Although the paper is limited by its cross-sectional design, Sugiyama and colleagues state that it is reasonable to conclude the average American treated with statins is eating more calories and more fat than the average American taking statins was doing a decade ago. At present, they can only speculate as to the reasons for this.
“One possibility is that statin use may have undermined the perceived need to follow dietary recommendations. Patients who recognized that their LDL-cholesterol levels were lowered drastically by statins may have lost the incentive to pursue dietary modifications,” write the researchers. “Physicians might have contributed to this process by shifting the focus of consultations from diet to statin regimen adherence once statin treatment had begun.”
Dr Mahesh Patel (Duke University School of Medicine, Durham, NC), who was not affiliated with the study, said the new analysis is interesting because it explores something that is rarely studied in medicine, that being the interaction between medication and lifestyle habits. However, he is cautious about making firm conclusions based on the data.
“It is tempting to conclude that patients prescribed statins adopted a more liberal diet than the individuals who were not taking the drugs, but the study only reflects population averages” and does not track the same patients over the 10-year period, he told heartwire .
Dr Sekar Kathiresan (Massachusetts General Hospital Heart Center, Boston) agreed with the need for caution. The analysis, which is based on a somewhat “sexy hypothesis,” tends to fit with people’s preconceived notions about the ill effects of medication use. The lament often heard is that people will simply abandon moderation when it comes to diet because they are now being treated with a statin.
“The flaw is that this is a nonrandomized, observational study, and the statin use might simply be marking a subset of patients who ate more over a 10-year period,” Kathiresan told heartwire . As such, the observational nature of the NHANES analysis makes it impossible to imply causality, whereby taking a statin had the unintended effect of people eating more.

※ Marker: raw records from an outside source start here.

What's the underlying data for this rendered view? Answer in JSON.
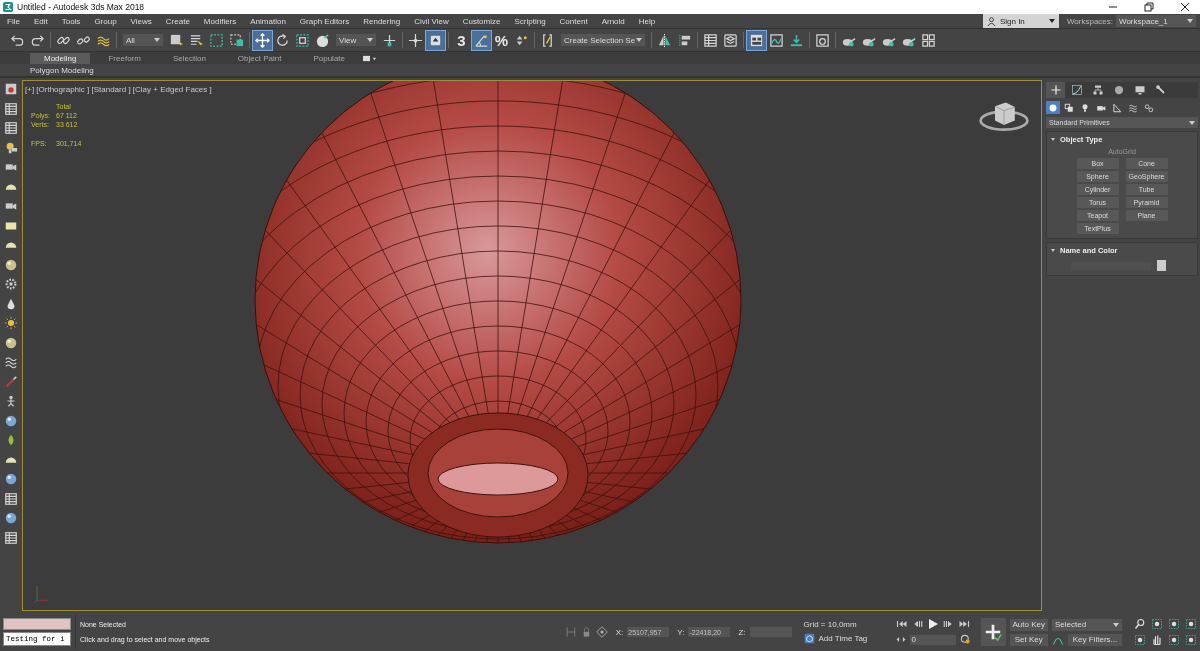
{
  "window": {
    "title": "Untitled - Autodesk 3ds Max 2018"
  },
  "menu": [
    "File",
    "Edit",
    "Tools",
    "Group",
    "Views",
    "Create",
    "Modifiers",
    "Animation",
    "Graph Editors",
    "Rendering",
    "Civil View",
    "Customize",
    "Scripting",
    "Content",
    "Arnold",
    "Help"
  ],
  "account": {
    "label": "Sign In"
  },
  "workspaces": {
    "label": "Workspaces:",
    "value": "Workspace_1"
  },
  "toolbar": [
    [
      {
        "kind": "undo",
        "selected": false
      },
      {
        "kind": "redo",
        "selected": false
      }
    ],
    [
      {
        "kind": "link",
        "selected": false
      },
      {
        "kind": "unlink",
        "selected": false
      },
      {
        "kind": "bind",
        "selected": false
      }
    ],
    [
      {
        "kind": "dropdown",
        "value": "All"
      },
      {
        "kind": "select",
        "selected": false
      },
      {
        "kind": "select-list",
        "selected": false
      },
      {
        "kind": "region",
        "selected": false
      },
      {
        "kind": "crossing",
        "selected": false
      }
    ],
    [
      {
        "kind": "move",
        "selected": true
      },
      {
        "kind": "rotate",
        "selected": false
      },
      {
        "kind": "scale",
        "selected": false
      },
      {
        "kind": "place",
        "selected": false
      },
      {
        "kind": "dropdown",
        "value": "View"
      },
      {
        "kind": "pivot",
        "selected": false
      }
    ],
    [
      {
        "kind": "manipulate",
        "selected": false
      },
      {
        "kind": "shortcut",
        "selected": true
      }
    ],
    [
      {
        "kind": "glyph",
        "glyph": "3",
        "selected": false
      },
      {
        "kind": "angle",
        "selected": true
      },
      {
        "kind": "glyph",
        "glyph": "%",
        "selected": false
      },
      {
        "kind": "spinner",
        "selected": false
      }
    ],
    [
      {
        "kind": "bracket",
        "selected": false
      },
      {
        "kind": "dropdown",
        "value": "Create Selection Se"
      }
    ],
    [
      {
        "kind": "mirror",
        "selected": false
      },
      {
        "kind": "align",
        "selected": false
      }
    ],
    [
      {
        "kind": "table",
        "selected": false
      },
      {
        "kind": "layers",
        "selected": false
      }
    ],
    [
      {
        "kind": "ribbon",
        "selected": true
      },
      {
        "kind": "curve",
        "selected": false
      },
      {
        "kind": "arrow-down",
        "selected": false
      }
    ],
    [
      {
        "kind": "material",
        "selected": false
      }
    ],
    [
      {
        "kind": "teapot",
        "selected": false
      },
      {
        "kind": "teapot",
        "selected": false
      },
      {
        "kind": "teapot",
        "selected": false
      },
      {
        "kind": "teapot",
        "selected": false
      },
      {
        "kind": "panels",
        "selected": false
      }
    ]
  ],
  "ribbon_tabs": [
    {
      "label": "Modeling",
      "selected": true
    },
    {
      "label": "Freeform",
      "selected": false
    },
    {
      "label": "Selection",
      "selected": false
    },
    {
      "label": "Object Paint",
      "selected": false
    },
    {
      "label": "Populate",
      "selected": false
    }
  ],
  "ribbon_panel": "Polygon Modeling",
  "viewport": {
    "label": "[+] [Orthographic ] [Standard ] [Clay + Edged Faces ]",
    "stats_header": "Total",
    "stats": [
      {
        "label": "Polys:",
        "value": "67 112"
      },
      {
        "label": "Verts:",
        "value": "33 612"
      }
    ],
    "fps": {
      "label": "FPS:",
      "value": "301,714"
    }
  },
  "command_panel": {
    "tabs": [
      {
        "kind": "create",
        "selected": true
      },
      {
        "kind": "modify",
        "selected": false
      },
      {
        "kind": "hierarchy",
        "selected": false
      },
      {
        "kind": "motion",
        "selected": false
      },
      {
        "kind": "display",
        "selected": false
      },
      {
        "kind": "utilities",
        "selected": false
      }
    ],
    "categories": [
      {
        "kind": "geometry",
        "selected": true
      },
      {
        "kind": "shapes",
        "selected": false
      },
      {
        "kind": "lights",
        "selected": false
      },
      {
        "kind": "cameras",
        "selected": false
      },
      {
        "kind": "helpers",
        "selected": false
      },
      {
        "kind": "spacewarps",
        "selected": false
      },
      {
        "kind": "systems",
        "selected": false
      }
    ],
    "dropdown": "Standard Primitives",
    "object_type": {
      "title": "Object Type",
      "expanded": true,
      "autogrid": {
        "label": "AutoGrid",
        "disabled": true
      },
      "buttons": [
        "Box",
        "Cone",
        "Sphere",
        "GeoSphere",
        "Cylinder",
        "Tube",
        "Torus",
        "Pyramid",
        "Teapot",
        "Plane",
        "TextPlus"
      ]
    },
    "name_and_color": {
      "title": "Name and Color",
      "expanded": true
    }
  },
  "status": {
    "listener_value": "Testing for i",
    "selection": "None Selected",
    "prompt": "Click and drag to select and move objects",
    "x": {
      "label": "X:",
      "value": "25107,957"
    },
    "y": {
      "label": "Y:",
      "value": "-22418,20"
    },
    "z": {
      "label": "Z:"
    },
    "grid": "Grid = 10,0mm",
    "time_tag": "Add Time Tag",
    "frame": "0",
    "auto_key": "Auto Key",
    "key_mode": "Selected",
    "set_key": "Set Key",
    "key_filters": "Key Filters..."
  }
}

Like Patel, Kathiresan noted that the researchers did not follow the same group of patients from 1999 to 2010, a major limitation of the data.
Previous studies have shown that the use of statins is associated with a modestly increased risk of diabetes. Kathiresan said that an increased BMI might be one of the possible reasons for this association but again urged restraint about reading too much into the data.
Both Patel and Kathiresan agreed that physicians need to be vigilant in getting patients to understand their risk factors. To heartwire , Patel said that patients should be reminded “they are not off the hook because they’re on a statin and their LDL-cholesterol levels are better” and that physicians should not “let off the gas” once their patients are treated with a moderate- or high-dose statin as recommended by the clinical guidelines.